I spent large chunks of my adolescence in Leeds. It was a grim place 50 years ago - still suffering from post-war impoverishment and the accumulated filth of 150 years of Industrial Revolution. Yet there were wonders. The city was dominated by the formidable black bulk of Cuthbert Brodrick's mid-1850s town hall, surrounded by its massive millstone grit Corinthian order.
In the surrounding dirty red-brick streets were excellent second-hand bookshops, tottering opticians who sold microscopes and ancient pubs where hallucinatory spaces were defined by mirrors and sparkling copper bar-tops.
Behind the grime, gems could be discerned: Brodrick's daunting ovoid Corn Exchange; austere but graceful Georgian buildings in the gridded 18thcentury centre; and spare, functional Victorian warehouses on the stinking river.
All has changed. Journeys north showed the city altering rapidly. The town hall was cleaned and lost much of its black majesty. The Leeds Style was invented, a special kind of Yorkshire PoMo, made exceedingly boring by fatigued polychromatic analogies to the great days of the 19th century.
But where Victorian polychromy was structural, the 20th-century version is just a stretcher-bond skin - pansy compared with the toughness of the real stuff. The dimness of the '80s and '90s is summed up by its sinister apotheosis:
the headquarters of the old Department of Social Security, which grins gormlessly down the Headrow from its huge death's-head facade.
Ironically, this expression of the terrifying soullessness of the bureaucratic state was built on the site of one of the most heroic British architectural experiments of the '30s. The city fathers had the grit and vision of their Victorian predecessors, but they were socialist. They built the largest housing scheme in Europe on Quarry Hill, previously a huge slum. Designed by the undersung city architect RHA Livett's team, and based on the Karl Marx Hof in Vienna, the complex had a perimeter twoto eight-storeys high, housing over 3,000 people. Inside this rim of flats were to be all sorts of communal facilities: shops, cafés, laundries and the like.

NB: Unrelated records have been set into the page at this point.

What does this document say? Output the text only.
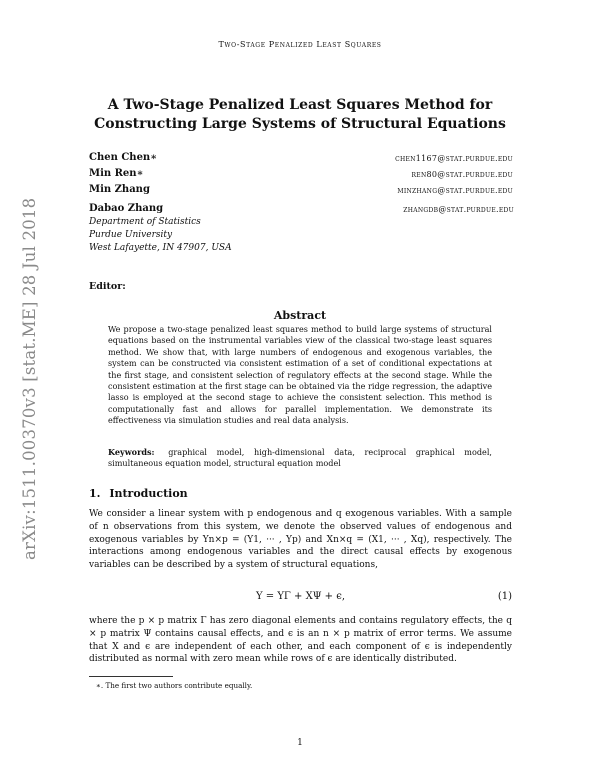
Two-Stage Penalized Least Squares
arXiv:1511.00370v3 [stat.ME] 28 Jul 2018
A Two-Stage Penalized Least Squares Method for
Constructing Large Systems of Structural Equations
Chen Chen∗	chen1167@stat.purdue.edu
Min Ren∗	ren80@stat.purdue.edu
Min Zhang	minzhang@stat.purdue.edu
Dabao Zhang	zhangdb@stat.purdue.edu
Department of Statistics
Purdue University
West Lafayette, IN 47907, USA
Editor:
Abstract
We propose a two-stage penalized least squares method to build large systems of structural equations based on the instrumental variables view of the classical two-stage least squares method. We show that, with large numbers of endogenous and exogenous variables, the system can be constructed via consistent estimation of a set of conditional expectations at the first stage, and consistent selection of regulatory effects at the second stage. While the consistent estimation at the first stage can be obtained via the ridge regression, the adaptive lasso is employed at the second stage to achieve the consistent selection. This method is computationally fast and allows for parallel implementation. We demonstrate its effectiveness via simulation studies and real data analysis.
Keywords: graphical model, high-dimensional data, reciprocal graphical model, simultaneous equation model, structural equation model
1. Introduction
We consider a linear system with p endogenous and q exogenous variables. With a sample of n observations from this system, we denote the observed values of endogenous and exogenous variables by Yn×p = (Y1, ··· , Yp) and Xn×q = (X1, ··· , Xq), respectively. The interactions among endogenous variables and the direct causal effects by exogenous variables can be described by a system of structural equations,
Y = YΓ + XΨ + ϵ,	(1)
where the p × p matrix Γ has zero diagonal elements and contains regulatory effects, the q × p matrix Ψ contains causal effects, and ϵ is an n × p matrix of error terms. We assume that X and ϵ are independent of each other, and each component of ϵ is independently distributed as normal with zero mean while rows of ϵ are identically distributed.
∗. The first two authors contribute equally.
1
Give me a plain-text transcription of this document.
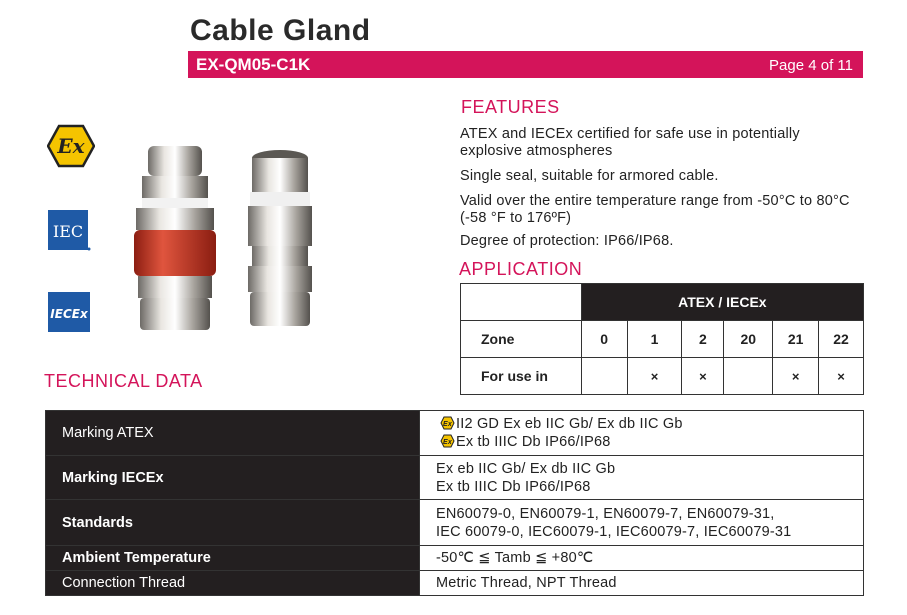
Cable Gland
EX-QM05-C1K	Page 4 of 11
Ex
IEC
IECEx
FEATURES
ATEX and IECEx certified for safe use in potentially explosive atmospheres
Single seal, suitable for armored cable.
Valid over the entire temperature range from -50°C to 80°C (-58 °F to 176ºF)
Degree of protection: IP66/IP68.
APPLICATION
	ATEX / IECEx					
Zone	0	1	2	20	21	22
For use in		×	×		×	×
TECHNICAL DATA
Marking ATEX	Ex II2 GD Ex eb IIC Gb/ Ex db IIC Gb
Ex Ex tb IIIC Db IP66/IP68

Marking IECEx	Ex eb IIC Gb/ Ex db IIC Gb
Ex tb IIIC Db IP66/IP68

Standards	EN60079-0, EN60079-1, EN60079-7, EN60079-31,
IEC 60079-0, IEC60079-1, IEC60079-7, IEC60079-31

Ambient Temperature	-50℃ ≦ Tamb ≦ +80℃
Connection Thread	Metric Thread, NPT Thread
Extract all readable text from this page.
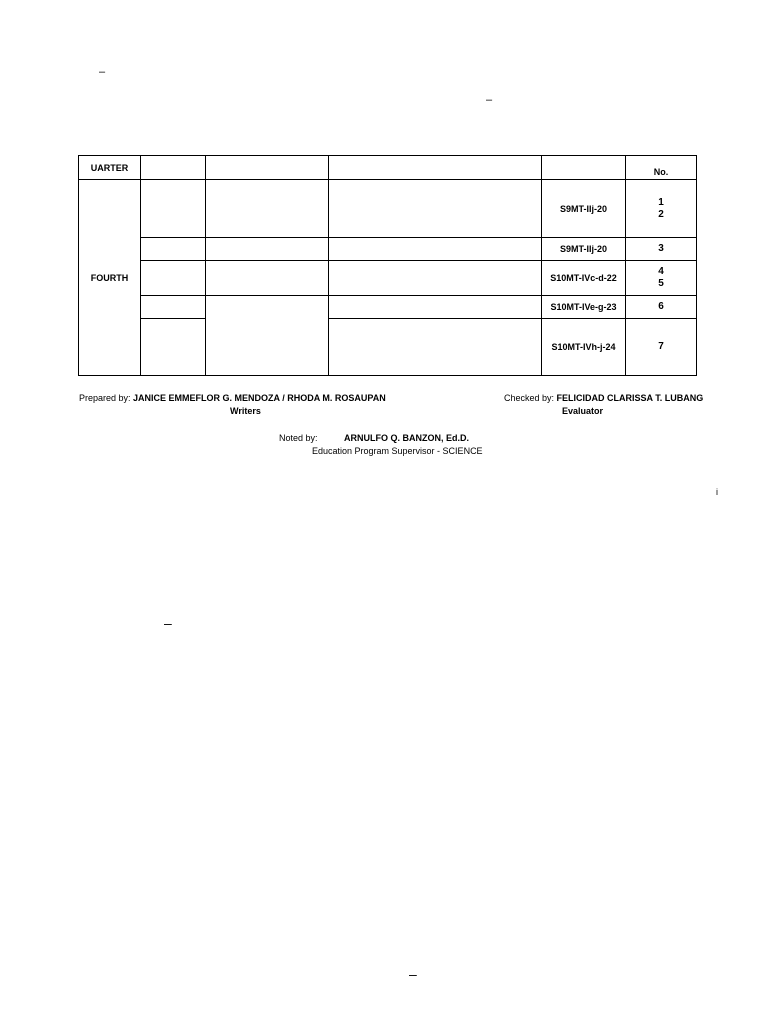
–
–
UARTER					No.
FOURTH				S9MT-IIj-20	1
2
				S9MT-IIj-20	3
				S10MT-IVc-d-22	4
5
				S10MT-IVe-g-23	6
				S10MT-IVh-j-24	7
Prepared by: JANICE EMMEFLOR G. MENDOZA / RHODA M. ROSAUPAN
Writers
Checked by: FELICIDAD CLARISSA T. LUBANG
Evaluator
Noted by:	ARNULFO Q. BANZON, Ed.D.
Education Program Supervisor - SCIENCE
i
–
–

Only some were built and the estate slowly fell to bits socially and physically - an innovatory steel frame and concrete-panel system was used and by the '60s it had started to corrode very badly. The lifts stank of piss.
Everything was demolished.
Such memories can make a visit to Leeds rather glum.
But I was cheered this time.
Seen from the railway station, the town hall (now grey) is diminished but new buildings are crisper and less banal than their Leeds Style predecessors.
The anti-urbanity of civil engineers has been partly mitigated (the city was a test-bed for urban motorways), the river is virtually clean and so are most of the old buildings.
Many more people are now living in the centre. Leeds may have wrecked its main square, but it has not felt the need to make absurd gestures, like the blue slug by Future Systems in Birmingham, nor has it opted for wild makeovers like those offered by Will Alsop to neighbouring Bradford and Barnsley (the latter is to be a Yorkshire version of a Tuscan hill town). The second-hand bookshops may have gone but the copper bar of the Turk's Head still gleams brightly in its little alley off Briggate and the splendid glazed Victorian arcades have been renovated and added to. Central Leeds has acquired new confidence.
It all makes me quite proud to be a local lad.